第111章 届かない手紙〜冨岡義勇【微R】
ゆきの小さく震えるお腹に、義勇の大きな手がそっと重ねられる。その掌から伝わる熱に、ゆきは身体を強張らせた。
「俺は、お前が時透の婚約者で、あいつと肌を重ねていることも承知している。…承知の上で、お前を好いているからだ。だが、時透の思いは、俺とは少し違うのではないかと思う……」
追い打ちをかけるような残酷な事実に、ゆきの目から再び溢れ出た涙が、とどまることなく頬を伝い落ちる。
「ど、どうしよう…私……こんな取り返しのつかないこと…」
「あいつは今、命を賭した大変な任務の途中だ。…今はまだ、告げるべきではない」
「…義勇さん…私、無一郎くんにも、義勇さんにも…もうどちらにも顔向けなんてできません」
胸を切り裂かれるような絶望に耐えかね、ゆきはすり抜けるように義勇の腕の中から身を引いた。ぽっかりと空いた胸の隙間に冷たい空気が流れ込む。
「私は…なんて汚らわしい…」
「ち、違う! あれは俺の意思でお前を抱いたんだ! お前はただ媚薬に惑わされ、理性を奪われていただけだ…! 。
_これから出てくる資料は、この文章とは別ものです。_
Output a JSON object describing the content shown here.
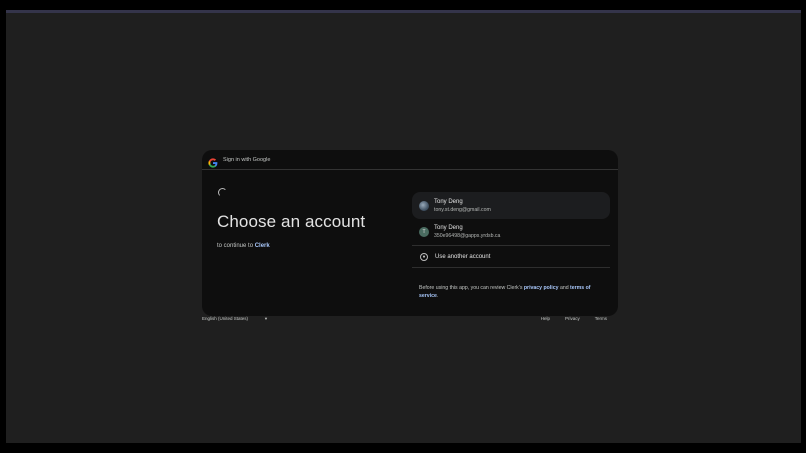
{
  "header": {
    "title": "Sign in with Google",
    "logo_icon": "google-g-icon"
  },
  "main": {
    "heading": "Choose an account",
    "subtitle_prefix": "to continue to",
    "app_name": "Clerk"
  },
  "accounts": [
    {
      "name": "Tony Deng",
      "email": "tony.st.deng@gmail.com",
      "avatar": "photo"
    },
    {
      "name": "Tony Deng",
      "email": "350e96498@gapps.yrdsb.ca",
      "avatar_letter": "T"
    }
  ],
  "other_account": {
    "label": "Use another account",
    "icon": "person-circle-icon"
  },
  "policy": {
    "prefix": "Before using this app, you can review Clerk’s",
    "privacy_link": "privacy policy",
    "and": "and",
    "terms_link": "terms of service",
    "suffix": "."
  },
  "footer": {
    "language": "English (United States)",
    "links": [
      "Help",
      "Privacy",
      "Terms"
    ]
  },
  "colors": {
    "accent": "#a8c7fa",
    "card_bg": "#0e0e0e",
    "page_bg": "#1f1f1f"
  }
}
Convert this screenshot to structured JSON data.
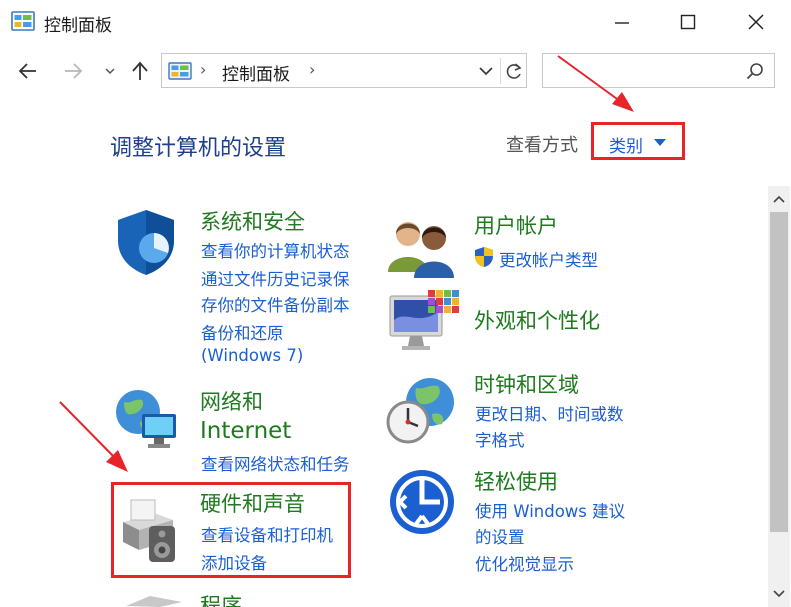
{
  "window": {
    "title": "控制面板"
  },
  "address": {
    "crumb": "控制面板",
    "separator": "›",
    "search_placeholder": ""
  },
  "header": {
    "title": "调整计算机的设置",
    "view_label": "查看方式",
    "view_value": "类别"
  },
  "categories": [
    {
      "title": "系统和安全",
      "icon": "shield-icon",
      "links": [
        "查看你的计算机状态",
        "通过文件历史记录保",
        "存你的文件备份副本",
        "备份和还原",
        "(Windows 7)"
      ]
    },
    {
      "title_line1": "网络和",
      "title_line2": "Internet",
      "icon": "network-globe-icon",
      "links": [
        "查看网络状态和任务"
      ]
    },
    {
      "title": "硬件和声音",
      "icon": "printer-speaker-icon",
      "links": [
        "查看设备和打印机",
        "添加设备"
      ]
    },
    {
      "title": "程序",
      "icon": "programs-icon",
      "links": []
    },
    {
      "title": "用户帐户",
      "icon": "users-icon",
      "links": [
        "更改帐户类型"
      ]
    },
    {
      "title": "外观和个性化",
      "icon": "monitor-personalize-icon",
      "links": []
    },
    {
      "title": "时钟和区域",
      "icon": "clock-globe-icon",
      "links": [
        "更改日期、时间或数",
        "字格式"
      ]
    },
    {
      "title": "轻松使用",
      "icon": "ease-of-access-icon",
      "links": [
        "使用 Windows 建议",
        "的设置",
        "优化视觉显示"
      ]
    }
  ],
  "colors": {
    "accent_link": "#1b5fd0",
    "category_title": "#1f7a1f",
    "page_title": "#1e3f8a",
    "annotation_red": "#e8242b"
  }
}
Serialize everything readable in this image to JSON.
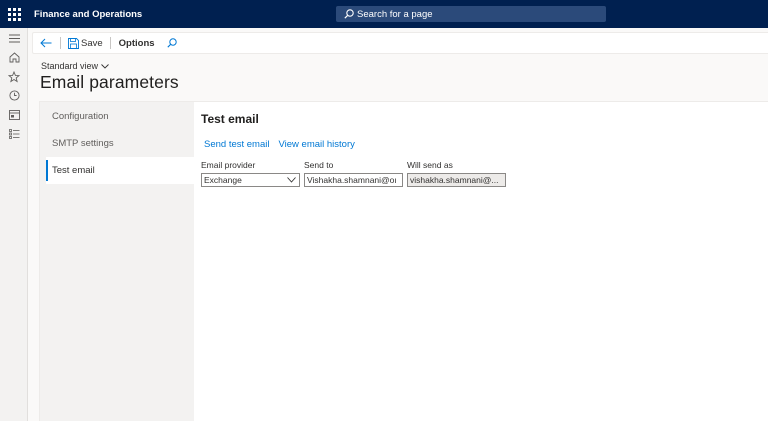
{
  "app": {
    "title": "Finance and Operations",
    "search_placeholder": "Search for a page"
  },
  "actionpane": {
    "save_label": "Save",
    "options_label": "Options"
  },
  "page": {
    "view_label": "Standard view",
    "title": "Email parameters"
  },
  "tabs": [
    {
      "label": "Configuration",
      "selected": false
    },
    {
      "label": "SMTP settings",
      "selected": false
    },
    {
      "label": "Test email",
      "selected": true
    }
  ],
  "test_email": {
    "title": "Test email",
    "links": {
      "send_test": "Send test email",
      "view_history": "View email history"
    },
    "fields": {
      "provider": {
        "label": "Email provider",
        "value": "Exchange"
      },
      "send_to": {
        "label": "Send to",
        "value": "Vishakha.shamnani@oı"
      },
      "will_send_as": {
        "label": "Will send as",
        "value": "vishakha.shamnani@..."
      }
    }
  },
  "rail_icons": [
    "hamburger-icon",
    "home-icon",
    "star-icon",
    "clock-icon",
    "workspace-icon",
    "list-icon"
  ],
  "colors": {
    "nav": "#002050",
    "accent": "#0078d4"
  }
}
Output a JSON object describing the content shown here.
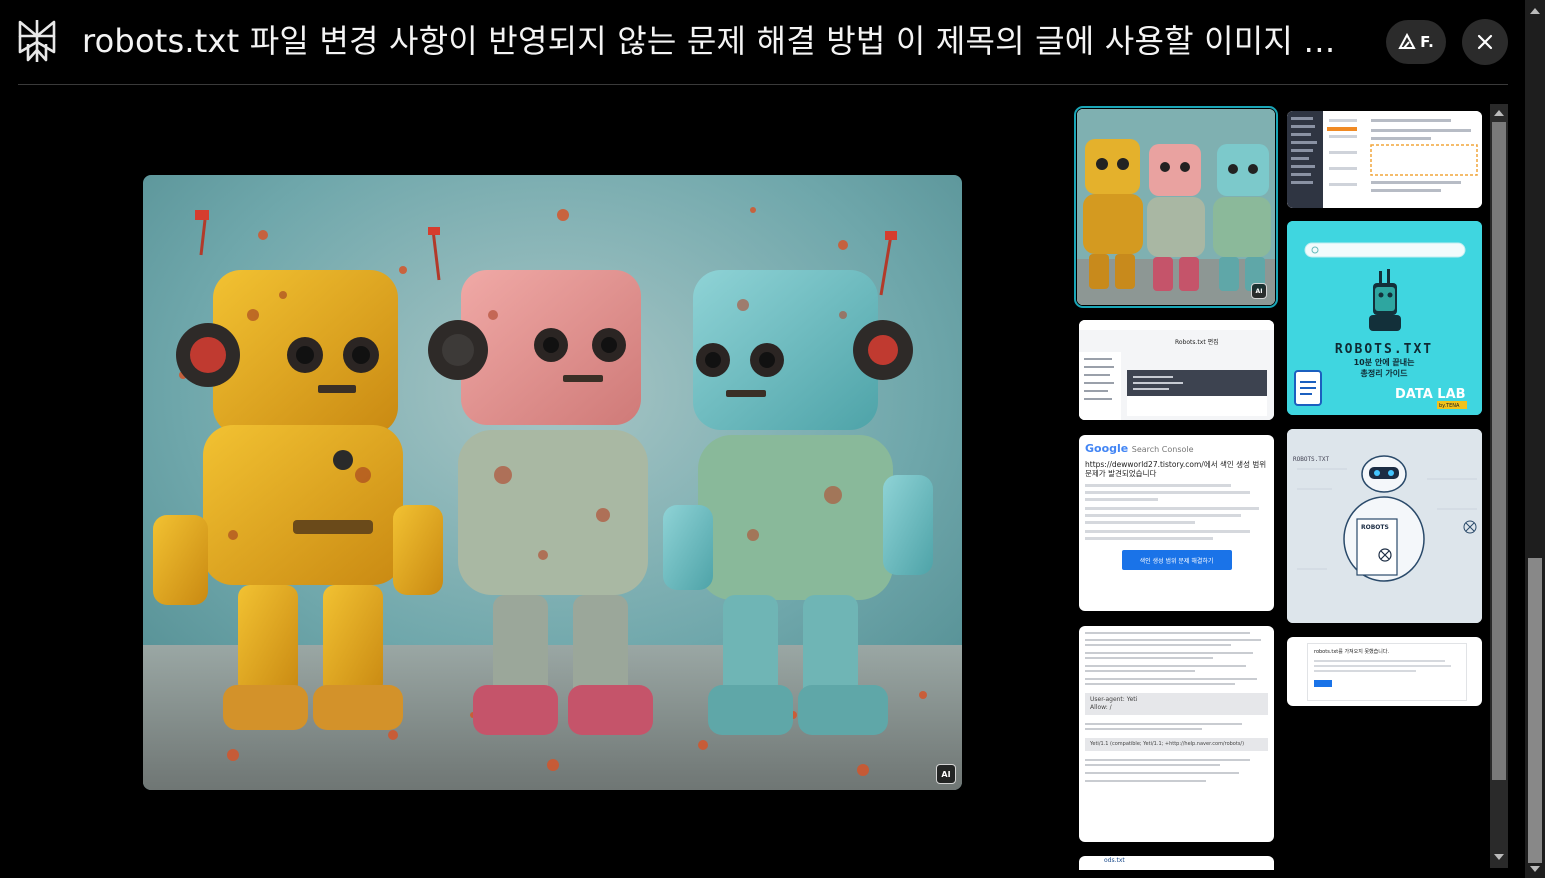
{
  "header": {
    "title": "robots.txt 파일 변경 사항이 반영되지 않는 문제 해결 방법 이 제목의 글에 사용할 이미지 만들어줘",
    "pill_label": "F.",
    "close_icon": "close-icon",
    "logo_icon": "perplexity-logo-icon"
  },
  "main_image": {
    "subject": "Three rusty toy robots (yellow, pink, teal)",
    "badge": "AI"
  },
  "thumbnails": [
    {
      "id": "t1",
      "kind": "robots-photo",
      "badge": "AI",
      "selected": true
    },
    {
      "id": "t2",
      "kind": "search-console-settings"
    },
    {
      "id": "t3",
      "kind": "robots-edit-dialog",
      "title": "Robots.txt 편집"
    },
    {
      "id": "t4",
      "kind": "robots-guide-card",
      "title": "ROBOTS.TXT",
      "subtitle": "10분 안에 끝내는",
      "subtitle2": "총정리 가이드",
      "brand": "DATA LAB",
      "brand_sub": "by.TENA"
    },
    {
      "id": "t5",
      "kind": "search-console-email",
      "brand": "Google",
      "product": "Search Console",
      "heading": "https://dewworld27.tistory.com/에서 색인 생성 범위 문제가 발견되었습니다",
      "button": "색인 생성 범위 문제 해결하기"
    },
    {
      "id": "t6",
      "kind": "robot-illustration",
      "label": "ROBOTS.TXT",
      "doc_label": "ROBOTS"
    },
    {
      "id": "t7",
      "kind": "article-text",
      "code1": "User-agent: Yeti",
      "code2": "Allow: /",
      "code3": "Yeti/1.1 (compatible; Yeti/1.1; +http://help.naver.com/robots/)"
    },
    {
      "id": "t8",
      "kind": "robots-popup",
      "title": "robots.txt를 가져오지 못했습니다."
    },
    {
      "id": "t9",
      "kind": "partial",
      "label": "ods.txt"
    }
  ],
  "colors": {
    "accent": "#1aa6b7",
    "button_blue": "#1a73e8",
    "guide_bg": "#3fd6e0"
  }
}
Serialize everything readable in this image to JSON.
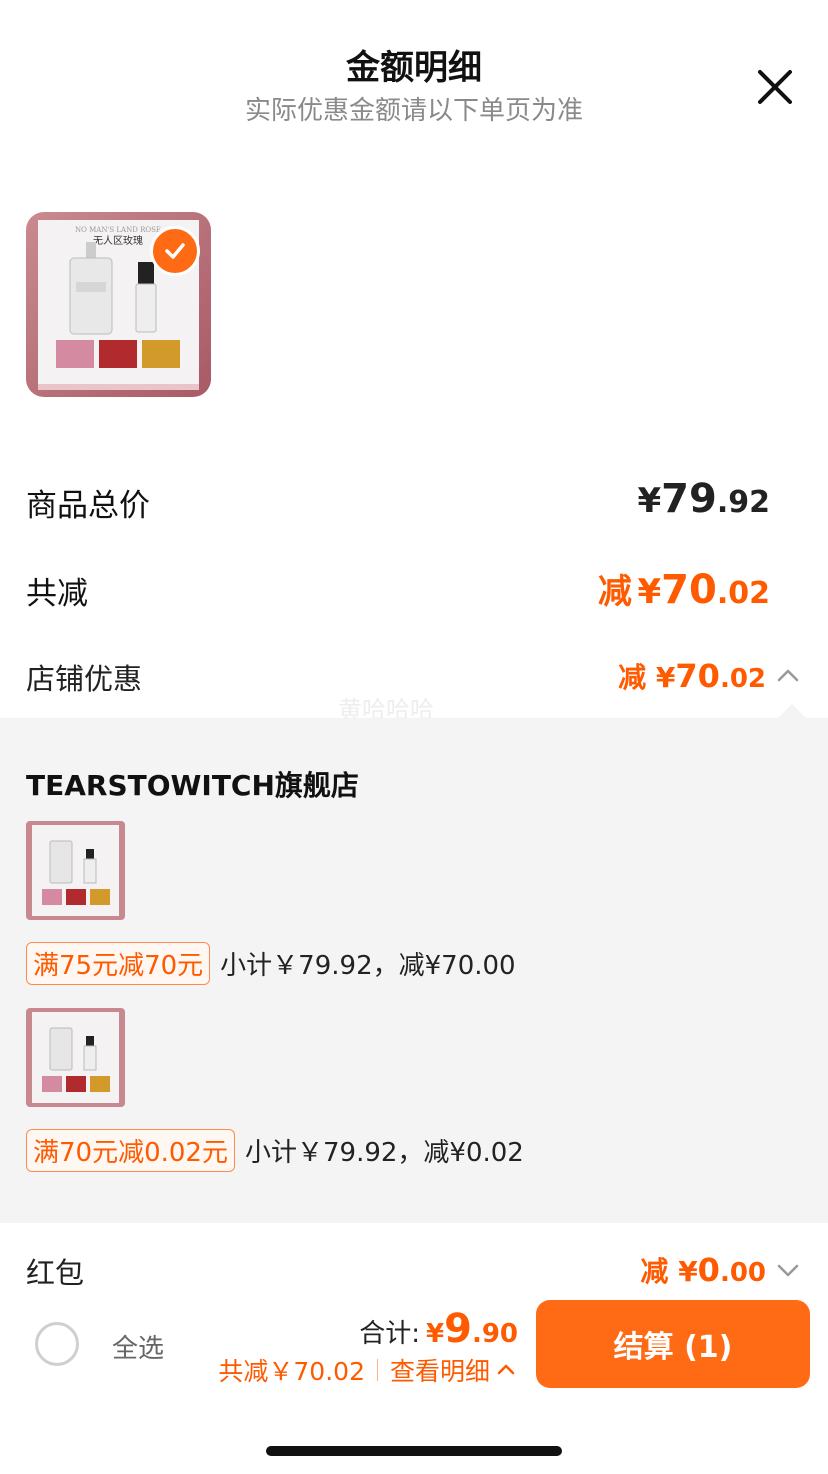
{
  "header": {
    "title": "金额明细",
    "subtitle": "实际优惠金额请以下单页为准"
  },
  "product": {
    "image_label": "无人区玫瑰",
    "image_sublabel": "NO MAN'S LAND ROSE"
  },
  "summary": {
    "total_label": "商品总价",
    "total_yen": "¥",
    "total_int": "79",
    "total_dec": ".92",
    "discount_label": "共减",
    "discount_prefix": "减",
    "discount_yen": "¥",
    "discount_int": "70",
    "discount_dec": ".02",
    "shop_label": "店铺优惠",
    "shop_prefix": "减",
    "shop_yen": "¥",
    "shop_int": "70",
    "shop_dec": ".02"
  },
  "watermark": "黄哈哈哈",
  "store": {
    "name": "TEARSTOWITCH旗舰店",
    "promos": [
      {
        "tag": "满75元减70元",
        "text": "小计￥79.92，减¥70.00"
      },
      {
        "tag": "满70元减0.02元",
        "text": "小计￥79.92，减¥0.02"
      }
    ]
  },
  "red_packet": {
    "label": "红包",
    "prefix": "减",
    "yen": "¥",
    "int": "0",
    "dec": ".00"
  },
  "bottom_bar": {
    "select_all": "全选",
    "total_label": "合计:",
    "total_yen": "¥",
    "total_int": "9",
    "total_dec": ".90",
    "discount_text": "共减￥70.02",
    "view_detail": "查看明细",
    "checkout": "结算 (1)"
  },
  "colors": {
    "accent": "#ff6a14",
    "discount": "#ff5a00",
    "panel_bg": "#f4f4f4"
  }
}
決して汚らわしくなどない!」
義勇が差し伸ばした手すら拒むように、ゆきは頭を抱えて縮こまった。
過呼吸を起こしたように浅く速い呼吸が繰り返し胸を上下させる。
「落ち着け! 大丈夫だ、ゆき…!」
義勇は取り乱すゆきの肩を優しく掴み寄せる。
逃げ場を失ったゆきを再びその胸の中へと深く引き寄せると、自身の拍動を聞かせるように強く抱きしめた。
「自分を責めるな。責めるなら俺を責めろ。お前は、何も悪くない…俺がお前を好いていて求めた。ただそれだけだ…。」
耳元で切々と囁かれる義勇の言葉と、力強い鼓動。
無一郎への罪悪感と義勇の深い情愛の狭間で、ゆきはただ声を上げて泣き続けることしかできなかった。
あんなに、無一郎くんに会いたかったのに…今は会うのが怖くて堪らない…。
自分が犯した罪に、ゆきは押しつぶされそうになっていた。